Aujourd’hui Jersey, plus avancée que Londres, ne tolérerait plus le gibet. La peine de mort y est tacitement abolie.

En prison on surveille fort les lectures. Un prisonnier n’a droit qu’à la bible. En 1830, on permit à un français condamné à mort, nommé Béasse, de lire, en attendant la potence, les tragédies de Voltaire. Cette énormité ne serait plus tolérée aujourd’hui. Ce Béasse est l’avant-dernier pendu de Guernesey, Tapner est, et sera, espérons-le, le dernier.

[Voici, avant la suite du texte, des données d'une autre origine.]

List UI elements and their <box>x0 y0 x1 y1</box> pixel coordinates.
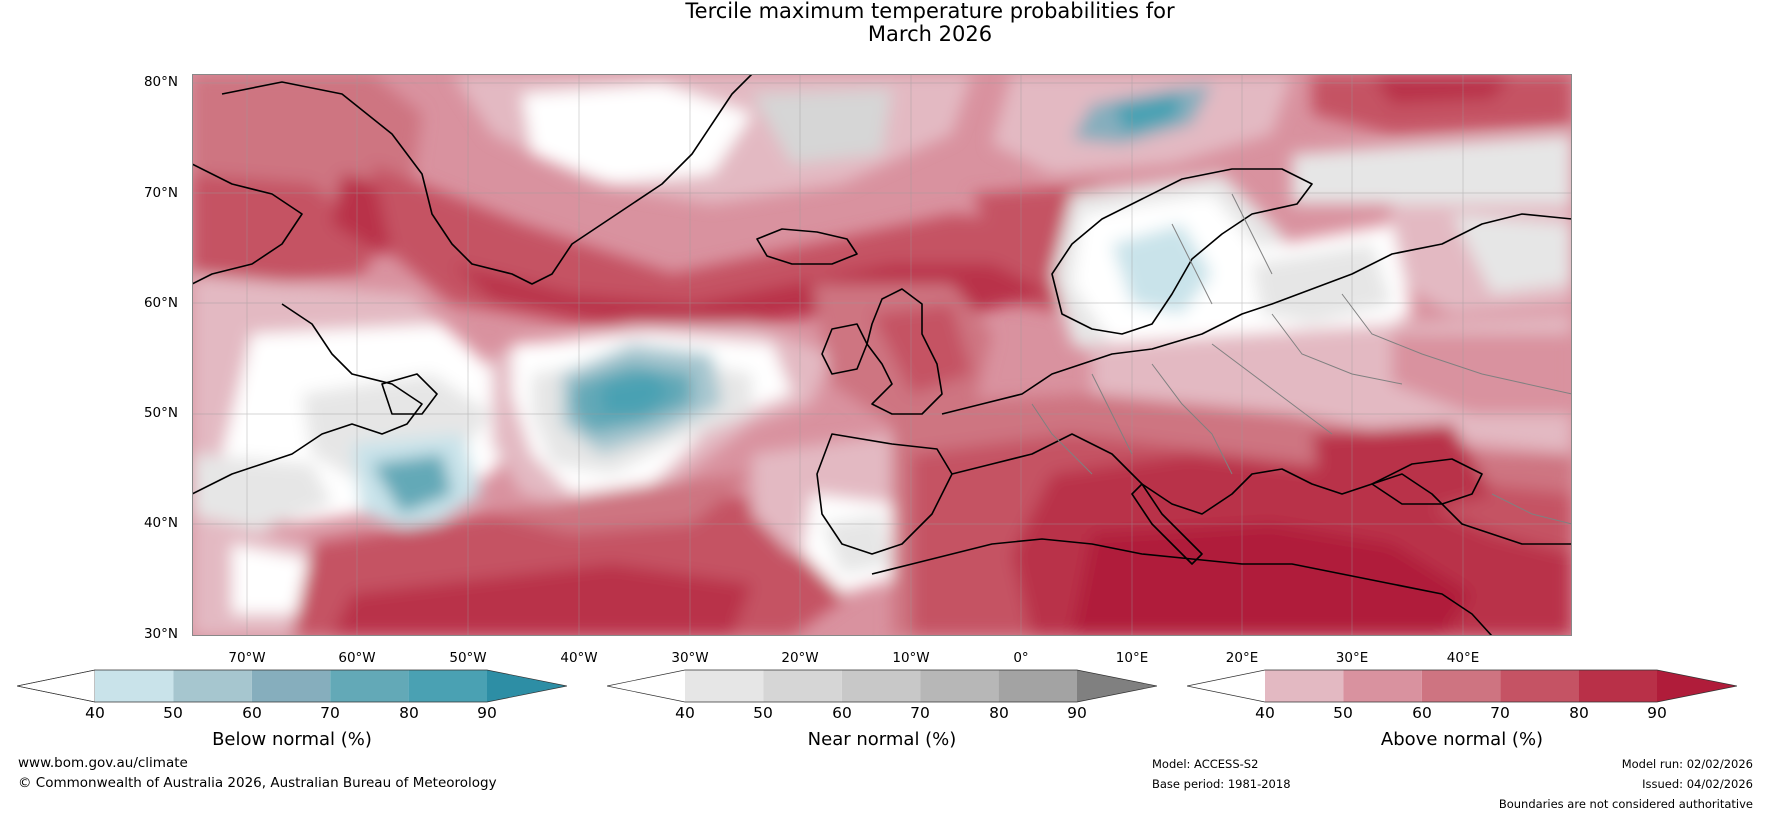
map-panel[interactable] <box>192 74 1572 636</box>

Jusqu’en 1825, le bailli de Guernesey recevait pour traitement les trente livres tournois qu’il avait au temps d’Édouard III ; environ cinquante francs. Aujourd’hui il a trois cents livres sterling. À Jersey, la cour royale se nomme la cohue. Une femme qui fait un procès s’appelle l’actrice. À Guernesey, on condamne les gens au fouet ; à Jersey, on met l’accusé dans une cage de fer. On rit des reliques des saints, mais on vénère les vieilles bottes de Charles II. Elles sont respectueusement conservées au manoir de Saint-Ouen. La dîme est en vigueur. On rencontre en se promenant les magasins des dîmeurs. Le jambage semble aboli, mais le poulage sévit. Celui qui écrit ces lignes donne deux poules par an à la reine d’Angleterre.